When will I ever learn to NOT get carried away and type posts in Blogger? When will I ever remember that you MUST type them into NOTEPAD with HTML coding and then transfer them later to Blogger? Only, it seems, when I have nearly had a a Stressed Eric rampaging knot of a stress muscle moment for the umpteenth time it seems.
As you know I first visited the Donmar Warehouse in October last year to see The Cryptogram. Unsurprisingly, having seen the wonderful Douglas Henshall there, I am somewhat predisposed to this intimate venue.
Yesterday, I made a return visit to see Kiss of the Spider Woman, a revival of the Puig play/novel, perhaps best known in its rather different film version starring William Hurt and Raul Julia.
The Donmar production stars Will Keen (whom I first saw alongside Henshall in the Stoppard trilogy, The Coast of Utopia) and relative newcomer Rupert Evans (who looks like he could be the long-lost link between Brad Pitt and Ethan Hawke).
Keen is magnificent in the role of Molina. Of course, he is arch, feminine, manipulative - the role is meant to be so for this 'woman'. But he is also steely, and above all there is a sense of a survival mechanism driving him - one which Molina imagines, hopes, falsely believes, will save both Valentin and himself, even though we know (and you suspect Molina does too) that no one will survive the repressive regime's torture, exploitation, poisoning and brutal murdering. Rather than the hyper-Marxist macho strength invested in Valentin by Raul Julia, here Valentin is a younger, perhaps more deluded idealist. He passionately believes in his studies, the cause, the revolution, but his emotions expose that at heart he is more conflicted than that. Does he, can he really believe that Molina would be safe once beyond the prison walls?

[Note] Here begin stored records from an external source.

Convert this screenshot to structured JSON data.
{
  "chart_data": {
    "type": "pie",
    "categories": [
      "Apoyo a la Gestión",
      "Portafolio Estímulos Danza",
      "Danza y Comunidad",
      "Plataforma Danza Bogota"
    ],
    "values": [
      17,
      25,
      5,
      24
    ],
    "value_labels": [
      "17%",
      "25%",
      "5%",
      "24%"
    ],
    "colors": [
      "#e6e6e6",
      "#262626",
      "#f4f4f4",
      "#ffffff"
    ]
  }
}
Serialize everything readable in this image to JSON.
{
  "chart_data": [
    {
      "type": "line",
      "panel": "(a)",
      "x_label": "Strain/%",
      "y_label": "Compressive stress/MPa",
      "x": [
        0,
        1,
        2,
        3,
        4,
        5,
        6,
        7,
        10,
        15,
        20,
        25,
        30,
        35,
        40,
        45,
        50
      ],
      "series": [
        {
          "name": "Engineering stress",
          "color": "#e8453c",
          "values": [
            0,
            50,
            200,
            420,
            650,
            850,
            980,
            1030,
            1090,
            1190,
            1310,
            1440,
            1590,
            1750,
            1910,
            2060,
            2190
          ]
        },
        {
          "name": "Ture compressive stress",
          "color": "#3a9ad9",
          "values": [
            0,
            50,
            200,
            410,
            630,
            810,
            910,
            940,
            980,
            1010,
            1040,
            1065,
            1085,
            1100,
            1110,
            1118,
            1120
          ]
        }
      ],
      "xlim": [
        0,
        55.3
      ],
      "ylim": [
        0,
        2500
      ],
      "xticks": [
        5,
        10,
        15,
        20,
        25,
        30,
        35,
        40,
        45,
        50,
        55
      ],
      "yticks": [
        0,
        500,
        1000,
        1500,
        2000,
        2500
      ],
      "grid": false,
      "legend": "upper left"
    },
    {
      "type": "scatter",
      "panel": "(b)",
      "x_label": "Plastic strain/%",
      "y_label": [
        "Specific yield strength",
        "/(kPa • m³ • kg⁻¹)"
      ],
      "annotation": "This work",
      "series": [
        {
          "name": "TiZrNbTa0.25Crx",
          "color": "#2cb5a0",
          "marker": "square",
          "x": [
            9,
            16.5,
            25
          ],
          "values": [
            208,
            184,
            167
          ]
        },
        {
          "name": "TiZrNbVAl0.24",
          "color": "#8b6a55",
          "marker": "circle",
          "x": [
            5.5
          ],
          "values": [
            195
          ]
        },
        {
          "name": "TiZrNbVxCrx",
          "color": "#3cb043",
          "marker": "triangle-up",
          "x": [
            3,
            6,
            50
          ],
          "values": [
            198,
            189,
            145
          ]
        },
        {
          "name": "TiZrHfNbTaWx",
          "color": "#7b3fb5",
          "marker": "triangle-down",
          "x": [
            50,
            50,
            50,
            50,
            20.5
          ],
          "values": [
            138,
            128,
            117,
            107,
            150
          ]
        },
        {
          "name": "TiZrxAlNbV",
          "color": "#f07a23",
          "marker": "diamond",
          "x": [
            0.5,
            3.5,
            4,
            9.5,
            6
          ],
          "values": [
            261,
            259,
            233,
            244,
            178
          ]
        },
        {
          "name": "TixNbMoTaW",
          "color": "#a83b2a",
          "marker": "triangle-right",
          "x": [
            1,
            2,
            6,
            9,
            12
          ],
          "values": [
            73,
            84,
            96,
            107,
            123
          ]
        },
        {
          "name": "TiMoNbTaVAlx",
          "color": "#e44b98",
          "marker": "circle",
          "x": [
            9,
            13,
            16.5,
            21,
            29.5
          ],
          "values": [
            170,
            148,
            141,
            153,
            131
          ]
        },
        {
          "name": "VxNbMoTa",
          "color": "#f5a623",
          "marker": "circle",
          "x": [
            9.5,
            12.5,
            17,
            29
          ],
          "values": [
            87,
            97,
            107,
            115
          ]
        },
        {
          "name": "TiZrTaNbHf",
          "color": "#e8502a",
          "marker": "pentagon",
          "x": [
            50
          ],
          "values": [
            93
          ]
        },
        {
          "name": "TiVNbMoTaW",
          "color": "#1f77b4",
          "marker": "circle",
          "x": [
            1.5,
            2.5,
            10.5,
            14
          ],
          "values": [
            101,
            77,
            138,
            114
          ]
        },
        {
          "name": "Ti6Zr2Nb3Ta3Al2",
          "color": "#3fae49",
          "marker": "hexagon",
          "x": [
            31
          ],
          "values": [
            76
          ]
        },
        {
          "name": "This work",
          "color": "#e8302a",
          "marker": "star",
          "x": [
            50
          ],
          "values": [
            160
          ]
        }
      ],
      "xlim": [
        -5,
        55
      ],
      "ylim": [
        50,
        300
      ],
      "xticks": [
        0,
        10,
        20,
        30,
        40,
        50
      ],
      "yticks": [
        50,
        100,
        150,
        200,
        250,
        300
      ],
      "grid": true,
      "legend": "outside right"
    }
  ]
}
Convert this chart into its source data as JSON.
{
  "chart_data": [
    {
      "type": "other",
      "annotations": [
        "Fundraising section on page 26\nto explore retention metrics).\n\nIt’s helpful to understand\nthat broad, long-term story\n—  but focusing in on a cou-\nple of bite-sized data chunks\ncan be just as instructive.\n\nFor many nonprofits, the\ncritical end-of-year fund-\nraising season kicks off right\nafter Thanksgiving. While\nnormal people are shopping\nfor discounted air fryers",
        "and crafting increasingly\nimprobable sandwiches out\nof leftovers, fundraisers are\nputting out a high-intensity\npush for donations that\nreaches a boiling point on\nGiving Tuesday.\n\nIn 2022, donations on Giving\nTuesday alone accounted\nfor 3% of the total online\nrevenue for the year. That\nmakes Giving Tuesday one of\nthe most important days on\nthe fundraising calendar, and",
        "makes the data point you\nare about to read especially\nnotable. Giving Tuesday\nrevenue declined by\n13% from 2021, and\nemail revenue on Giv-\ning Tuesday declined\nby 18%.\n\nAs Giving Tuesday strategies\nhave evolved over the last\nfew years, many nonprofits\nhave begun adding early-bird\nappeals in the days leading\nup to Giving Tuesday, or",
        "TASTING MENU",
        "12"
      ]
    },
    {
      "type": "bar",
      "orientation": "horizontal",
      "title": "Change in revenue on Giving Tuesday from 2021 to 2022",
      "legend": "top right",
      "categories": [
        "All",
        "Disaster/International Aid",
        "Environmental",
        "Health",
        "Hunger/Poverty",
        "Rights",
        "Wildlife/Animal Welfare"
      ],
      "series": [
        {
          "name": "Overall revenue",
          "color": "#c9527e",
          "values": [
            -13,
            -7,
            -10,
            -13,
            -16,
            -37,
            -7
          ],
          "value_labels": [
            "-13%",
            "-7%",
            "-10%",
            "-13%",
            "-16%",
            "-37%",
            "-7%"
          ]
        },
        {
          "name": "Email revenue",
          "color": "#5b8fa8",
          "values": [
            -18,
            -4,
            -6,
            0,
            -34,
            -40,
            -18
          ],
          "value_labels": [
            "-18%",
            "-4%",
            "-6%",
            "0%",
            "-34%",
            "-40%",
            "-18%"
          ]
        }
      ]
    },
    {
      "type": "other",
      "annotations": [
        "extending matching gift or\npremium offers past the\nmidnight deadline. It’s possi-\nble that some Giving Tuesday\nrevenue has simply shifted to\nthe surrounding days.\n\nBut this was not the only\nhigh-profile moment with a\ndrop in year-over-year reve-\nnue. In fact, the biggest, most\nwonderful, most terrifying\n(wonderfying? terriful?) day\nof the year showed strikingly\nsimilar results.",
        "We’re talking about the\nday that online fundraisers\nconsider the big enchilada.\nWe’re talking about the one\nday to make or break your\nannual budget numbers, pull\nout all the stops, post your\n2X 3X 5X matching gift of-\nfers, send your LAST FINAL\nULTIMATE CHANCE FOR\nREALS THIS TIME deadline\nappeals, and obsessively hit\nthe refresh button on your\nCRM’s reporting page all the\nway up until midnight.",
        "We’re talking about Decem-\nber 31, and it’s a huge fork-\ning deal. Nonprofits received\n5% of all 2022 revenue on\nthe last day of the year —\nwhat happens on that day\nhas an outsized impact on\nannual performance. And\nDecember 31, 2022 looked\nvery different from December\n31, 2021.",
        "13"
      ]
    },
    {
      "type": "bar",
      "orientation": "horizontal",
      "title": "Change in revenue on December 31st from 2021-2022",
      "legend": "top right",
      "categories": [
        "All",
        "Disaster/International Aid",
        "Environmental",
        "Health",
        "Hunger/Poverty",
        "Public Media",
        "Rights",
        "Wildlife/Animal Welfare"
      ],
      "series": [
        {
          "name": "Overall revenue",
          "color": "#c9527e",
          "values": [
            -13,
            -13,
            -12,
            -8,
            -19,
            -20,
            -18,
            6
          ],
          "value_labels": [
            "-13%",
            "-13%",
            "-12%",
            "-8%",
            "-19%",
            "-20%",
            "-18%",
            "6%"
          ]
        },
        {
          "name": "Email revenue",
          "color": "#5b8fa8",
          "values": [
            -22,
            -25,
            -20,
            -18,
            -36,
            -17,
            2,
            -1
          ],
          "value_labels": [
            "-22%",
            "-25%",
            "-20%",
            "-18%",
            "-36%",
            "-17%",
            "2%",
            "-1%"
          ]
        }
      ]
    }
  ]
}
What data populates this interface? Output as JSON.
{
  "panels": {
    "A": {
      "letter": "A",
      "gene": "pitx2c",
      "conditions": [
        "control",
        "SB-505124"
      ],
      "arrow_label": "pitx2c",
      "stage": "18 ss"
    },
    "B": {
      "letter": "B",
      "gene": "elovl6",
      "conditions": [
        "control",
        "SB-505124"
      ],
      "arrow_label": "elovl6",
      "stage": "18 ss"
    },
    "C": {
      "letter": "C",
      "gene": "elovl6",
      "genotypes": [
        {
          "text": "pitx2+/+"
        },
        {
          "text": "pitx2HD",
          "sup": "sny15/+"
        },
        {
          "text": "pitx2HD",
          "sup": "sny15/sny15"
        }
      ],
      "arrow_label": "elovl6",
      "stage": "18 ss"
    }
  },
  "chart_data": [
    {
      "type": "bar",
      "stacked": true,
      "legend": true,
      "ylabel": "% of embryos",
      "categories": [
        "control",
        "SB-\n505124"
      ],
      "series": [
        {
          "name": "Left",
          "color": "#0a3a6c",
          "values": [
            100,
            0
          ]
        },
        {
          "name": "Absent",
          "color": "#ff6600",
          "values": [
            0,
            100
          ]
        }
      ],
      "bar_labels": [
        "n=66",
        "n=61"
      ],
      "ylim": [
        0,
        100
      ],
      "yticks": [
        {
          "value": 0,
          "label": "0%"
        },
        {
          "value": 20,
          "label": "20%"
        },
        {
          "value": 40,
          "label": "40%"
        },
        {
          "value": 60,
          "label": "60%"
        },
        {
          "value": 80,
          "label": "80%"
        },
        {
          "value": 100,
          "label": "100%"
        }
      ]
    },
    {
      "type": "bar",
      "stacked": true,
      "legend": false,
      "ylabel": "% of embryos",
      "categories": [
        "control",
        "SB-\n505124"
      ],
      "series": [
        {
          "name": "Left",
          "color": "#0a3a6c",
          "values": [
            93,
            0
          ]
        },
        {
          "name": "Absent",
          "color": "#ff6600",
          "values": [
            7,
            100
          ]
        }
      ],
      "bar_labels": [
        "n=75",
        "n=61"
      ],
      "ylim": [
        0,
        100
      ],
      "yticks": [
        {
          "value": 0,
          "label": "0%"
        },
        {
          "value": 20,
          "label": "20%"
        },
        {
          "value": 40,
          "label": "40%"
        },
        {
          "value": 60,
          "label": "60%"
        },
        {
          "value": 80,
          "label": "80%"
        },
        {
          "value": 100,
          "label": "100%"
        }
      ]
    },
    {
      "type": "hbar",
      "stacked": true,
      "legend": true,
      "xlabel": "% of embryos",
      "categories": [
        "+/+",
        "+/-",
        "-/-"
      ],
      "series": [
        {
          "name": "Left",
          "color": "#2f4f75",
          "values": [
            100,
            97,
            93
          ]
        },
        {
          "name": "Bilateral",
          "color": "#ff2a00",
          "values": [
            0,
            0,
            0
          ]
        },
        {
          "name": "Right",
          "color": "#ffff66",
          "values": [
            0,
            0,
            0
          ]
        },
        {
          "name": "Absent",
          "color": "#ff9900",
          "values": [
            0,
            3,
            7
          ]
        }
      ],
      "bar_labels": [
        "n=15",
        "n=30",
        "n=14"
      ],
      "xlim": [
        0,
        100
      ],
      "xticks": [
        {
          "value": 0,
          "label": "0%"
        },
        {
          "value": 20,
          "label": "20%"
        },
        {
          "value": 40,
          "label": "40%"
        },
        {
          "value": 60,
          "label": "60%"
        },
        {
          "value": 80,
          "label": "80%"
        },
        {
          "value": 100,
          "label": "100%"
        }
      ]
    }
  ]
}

Cut short to avoid the brutal consequences of Molina's exit from prison, this production leaves its audience with a more empty sense of inevitability of their choices. It's no less emotionally hard to cope with, and perhaps in robbing us of the finality of what happens once Molina leaves, it is more tragic rather than less so. Their final kiss and embrace become even more futile: perhaps we never really needed to see what happened next at all.